Tear film stability was found to be to be equivalent in diabetic and non-diabetic individuals. However, the measurement of the break up time of the tear film (as assessed by measuring the time interval between a complete blinking and the formation of dry spots in a fluorescein stained tear film) is a very rough test for the determination of tear film stability. Large interindividual and intraindividual deviations can be found even when performed in a standardised procedure.6 7 Thus, even though no significant differences were found between diabetic and non-diabetic subjects regarding tear film break up time, it cannot be concluded definitively from these data that tear film stability does not actually differ between diabetics and non-diabetics.

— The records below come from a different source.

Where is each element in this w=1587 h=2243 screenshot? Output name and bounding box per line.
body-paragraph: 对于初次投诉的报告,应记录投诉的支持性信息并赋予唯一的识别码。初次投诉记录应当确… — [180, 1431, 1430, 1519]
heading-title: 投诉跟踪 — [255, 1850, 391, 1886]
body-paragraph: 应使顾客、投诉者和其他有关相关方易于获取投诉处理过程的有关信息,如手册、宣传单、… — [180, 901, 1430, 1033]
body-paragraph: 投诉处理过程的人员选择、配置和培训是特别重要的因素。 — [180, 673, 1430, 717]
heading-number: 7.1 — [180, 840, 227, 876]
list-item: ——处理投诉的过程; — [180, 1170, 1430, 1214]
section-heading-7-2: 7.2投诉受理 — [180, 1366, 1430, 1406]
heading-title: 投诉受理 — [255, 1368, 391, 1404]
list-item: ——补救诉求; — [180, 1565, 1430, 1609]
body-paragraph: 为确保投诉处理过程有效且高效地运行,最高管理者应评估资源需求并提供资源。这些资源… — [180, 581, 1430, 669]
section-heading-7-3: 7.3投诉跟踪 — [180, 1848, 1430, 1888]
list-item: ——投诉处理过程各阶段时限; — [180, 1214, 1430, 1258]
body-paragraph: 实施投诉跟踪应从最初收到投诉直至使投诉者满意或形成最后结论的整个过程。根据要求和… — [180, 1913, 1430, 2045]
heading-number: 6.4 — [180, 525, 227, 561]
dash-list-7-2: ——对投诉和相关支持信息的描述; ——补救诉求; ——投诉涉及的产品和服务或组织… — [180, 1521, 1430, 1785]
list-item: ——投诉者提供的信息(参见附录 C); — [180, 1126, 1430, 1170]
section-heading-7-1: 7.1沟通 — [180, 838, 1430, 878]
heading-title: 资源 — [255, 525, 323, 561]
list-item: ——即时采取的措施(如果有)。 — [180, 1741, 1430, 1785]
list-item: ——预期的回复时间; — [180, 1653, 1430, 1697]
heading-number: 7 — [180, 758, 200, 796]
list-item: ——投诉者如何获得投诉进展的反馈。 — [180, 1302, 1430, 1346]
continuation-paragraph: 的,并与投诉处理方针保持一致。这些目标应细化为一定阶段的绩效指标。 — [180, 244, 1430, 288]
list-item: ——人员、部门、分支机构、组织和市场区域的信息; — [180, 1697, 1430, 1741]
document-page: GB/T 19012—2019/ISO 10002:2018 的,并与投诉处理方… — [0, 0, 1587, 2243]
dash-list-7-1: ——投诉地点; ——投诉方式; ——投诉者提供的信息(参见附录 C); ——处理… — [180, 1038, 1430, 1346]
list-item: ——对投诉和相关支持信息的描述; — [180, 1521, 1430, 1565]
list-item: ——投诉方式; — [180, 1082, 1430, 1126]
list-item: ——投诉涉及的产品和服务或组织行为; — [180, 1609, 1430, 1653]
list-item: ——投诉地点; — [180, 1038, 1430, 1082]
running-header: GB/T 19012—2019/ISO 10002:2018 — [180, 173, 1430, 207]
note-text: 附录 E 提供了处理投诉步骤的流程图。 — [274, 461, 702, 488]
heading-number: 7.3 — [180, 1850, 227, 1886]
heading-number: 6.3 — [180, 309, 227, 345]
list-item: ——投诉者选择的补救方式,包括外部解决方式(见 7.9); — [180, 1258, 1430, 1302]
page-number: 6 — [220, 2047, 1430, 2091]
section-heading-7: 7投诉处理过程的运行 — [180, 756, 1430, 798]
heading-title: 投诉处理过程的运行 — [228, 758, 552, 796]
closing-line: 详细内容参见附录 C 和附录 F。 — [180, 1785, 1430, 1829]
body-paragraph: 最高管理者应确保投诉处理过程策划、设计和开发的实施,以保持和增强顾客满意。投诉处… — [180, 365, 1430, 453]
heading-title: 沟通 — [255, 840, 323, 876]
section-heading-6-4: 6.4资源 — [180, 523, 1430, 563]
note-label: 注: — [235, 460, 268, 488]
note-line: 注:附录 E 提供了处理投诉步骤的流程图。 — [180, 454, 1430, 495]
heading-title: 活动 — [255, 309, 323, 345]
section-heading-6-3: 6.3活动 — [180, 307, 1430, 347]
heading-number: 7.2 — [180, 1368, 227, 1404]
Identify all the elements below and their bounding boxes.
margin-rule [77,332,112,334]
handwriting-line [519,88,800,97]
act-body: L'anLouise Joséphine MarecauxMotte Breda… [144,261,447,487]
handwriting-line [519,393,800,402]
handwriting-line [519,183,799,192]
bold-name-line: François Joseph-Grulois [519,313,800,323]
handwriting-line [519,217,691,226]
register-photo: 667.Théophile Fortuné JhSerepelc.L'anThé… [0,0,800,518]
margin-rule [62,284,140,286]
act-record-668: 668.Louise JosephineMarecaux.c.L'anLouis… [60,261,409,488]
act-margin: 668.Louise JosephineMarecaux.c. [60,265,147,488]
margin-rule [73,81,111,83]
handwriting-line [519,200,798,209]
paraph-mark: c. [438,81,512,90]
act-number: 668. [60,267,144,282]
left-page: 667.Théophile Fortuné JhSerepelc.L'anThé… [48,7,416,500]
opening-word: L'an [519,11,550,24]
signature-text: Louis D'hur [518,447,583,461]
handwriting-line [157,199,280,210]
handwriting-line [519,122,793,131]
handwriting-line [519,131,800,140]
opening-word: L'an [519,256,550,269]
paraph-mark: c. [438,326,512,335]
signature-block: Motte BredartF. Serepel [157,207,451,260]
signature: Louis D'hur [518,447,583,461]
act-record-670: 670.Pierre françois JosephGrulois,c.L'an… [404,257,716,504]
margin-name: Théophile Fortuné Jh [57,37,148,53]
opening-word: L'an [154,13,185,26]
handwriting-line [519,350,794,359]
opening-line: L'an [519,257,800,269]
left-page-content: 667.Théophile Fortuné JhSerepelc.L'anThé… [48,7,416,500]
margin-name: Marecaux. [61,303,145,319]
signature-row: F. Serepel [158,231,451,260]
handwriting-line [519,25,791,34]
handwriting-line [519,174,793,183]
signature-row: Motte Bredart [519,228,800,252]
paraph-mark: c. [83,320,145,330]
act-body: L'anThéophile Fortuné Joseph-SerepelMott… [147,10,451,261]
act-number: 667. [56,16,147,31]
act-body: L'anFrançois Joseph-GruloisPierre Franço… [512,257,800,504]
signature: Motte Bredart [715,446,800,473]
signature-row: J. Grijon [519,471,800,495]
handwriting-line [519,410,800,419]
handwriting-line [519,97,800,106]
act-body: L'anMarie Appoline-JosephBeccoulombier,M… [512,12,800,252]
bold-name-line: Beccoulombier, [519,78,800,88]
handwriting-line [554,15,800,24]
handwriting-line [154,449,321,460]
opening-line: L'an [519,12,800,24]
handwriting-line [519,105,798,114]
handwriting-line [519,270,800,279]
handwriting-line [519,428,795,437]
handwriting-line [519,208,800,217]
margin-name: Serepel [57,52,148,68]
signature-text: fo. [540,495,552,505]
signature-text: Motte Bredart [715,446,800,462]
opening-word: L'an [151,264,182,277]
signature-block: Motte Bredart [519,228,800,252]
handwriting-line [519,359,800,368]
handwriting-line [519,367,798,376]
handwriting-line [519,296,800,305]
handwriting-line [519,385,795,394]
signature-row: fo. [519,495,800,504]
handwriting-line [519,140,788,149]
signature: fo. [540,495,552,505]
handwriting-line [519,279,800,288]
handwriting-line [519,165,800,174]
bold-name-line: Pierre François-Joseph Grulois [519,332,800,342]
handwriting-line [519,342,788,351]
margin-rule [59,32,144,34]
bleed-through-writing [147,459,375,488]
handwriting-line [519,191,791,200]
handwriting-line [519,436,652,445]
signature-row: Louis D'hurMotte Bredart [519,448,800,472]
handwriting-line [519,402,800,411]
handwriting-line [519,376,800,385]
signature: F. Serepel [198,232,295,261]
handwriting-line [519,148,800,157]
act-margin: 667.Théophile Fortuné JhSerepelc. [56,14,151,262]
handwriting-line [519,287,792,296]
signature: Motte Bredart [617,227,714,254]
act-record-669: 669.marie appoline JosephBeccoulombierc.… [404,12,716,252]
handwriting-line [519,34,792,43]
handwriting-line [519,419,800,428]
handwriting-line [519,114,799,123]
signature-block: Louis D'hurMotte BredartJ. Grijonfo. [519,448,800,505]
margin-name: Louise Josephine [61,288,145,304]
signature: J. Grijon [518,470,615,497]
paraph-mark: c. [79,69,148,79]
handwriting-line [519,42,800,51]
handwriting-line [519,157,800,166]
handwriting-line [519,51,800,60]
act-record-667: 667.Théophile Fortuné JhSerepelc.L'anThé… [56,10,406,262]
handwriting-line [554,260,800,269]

The amount of aqueous tear secretion as measured by fluorophotometry did not differ between diabetic and non-diabetic individuals. Computerised objective fluorophotometry has been proved to be a reliable tool for the determination of physiological unstimulated tear flow.2-4 The intraindividual reproducibility of this technique was shown to be as low as 6%. Thus, the results of this study suggest that the unstimulated aqueous tear flow of diabetics is indeed about the same as that of non-diabetic individuals of the same age and sex. The present data confirm the results obtained by an earlier fluorophotometric study determining the basal tear turnover rates of diabetic and non-diabetic individuals showing no difference between both groups.8
Schirmer test values were found to be significantly lower in diabetics than in non-diabetic subjects. Undoubtedly, the Schirmer test is rather a rough screening test for the detection of tear hyposecretion than a technique for the precise measurement of tear production. The sensitivity of the Schirmer test could be shown to be as low as 10–30%.9-11 On the other hand, when performed in a standardised procedure, the finding of a statistically significant difference between the Schirmer test values of two groups may provide valuable information on the amount of stimulated tear secretion. Thus, the present data suggest that on average the amount of provoked reflex tearing is lower in diabetics than in non-diabetic individuals. It is possible that the decreased amount of reflex tearing in diabetics may be the result of a diminished corneal and conjunctival sensitivity, which has been demonstrated in diabetics by electronic aesthesiometry.12 In a previous fluorophotometric study Stolwijk et al demonstrated a decreased corneal epithelial stability in diabetics after provocation with eye drops containing oxybuprocaine 0.4% and 0.01% benzalkonium chloride, a finding that could be related to the reduced reflex tearing in diabetics.13
Impression cytology of the conjunctival surface showed distinctly more frequent and more pronounced signs of conjunctival metaplasia in diabetics. Several reasons could be responsible for this finding: (1) Even though the “basic” unstimulated tear flow is normal in diabetics, the decrease in reflex tearing could be sufficient to induce chronic damage of the conjunctival surface, resulting in conjunctival metaplasia. (2) The trophic function of the tear film (vitamin A, vitamin A carrier, epithelial growth factors, etc) could be disturbed in diabetics, leading to chronic trophic damage of the conjunctival surface. (3) The ocular surface changes found in diabetics could at least partially be the result of a primary surface disease or of metabolic alterations of the conjunctival epithelial cells independent of tear film abnormalities. Both functional and morphological changes have already been demonstrated in the corneal epithelium of diabetics (for example, decreased mechanical stability, breakdown of the corneal epithelial diffusion barrier).13-16
In summary, the majority of insulin dependent diabetics show distinct signs of conjunctival surface disease, although basal tear flow and tear film break up time were found to be normal.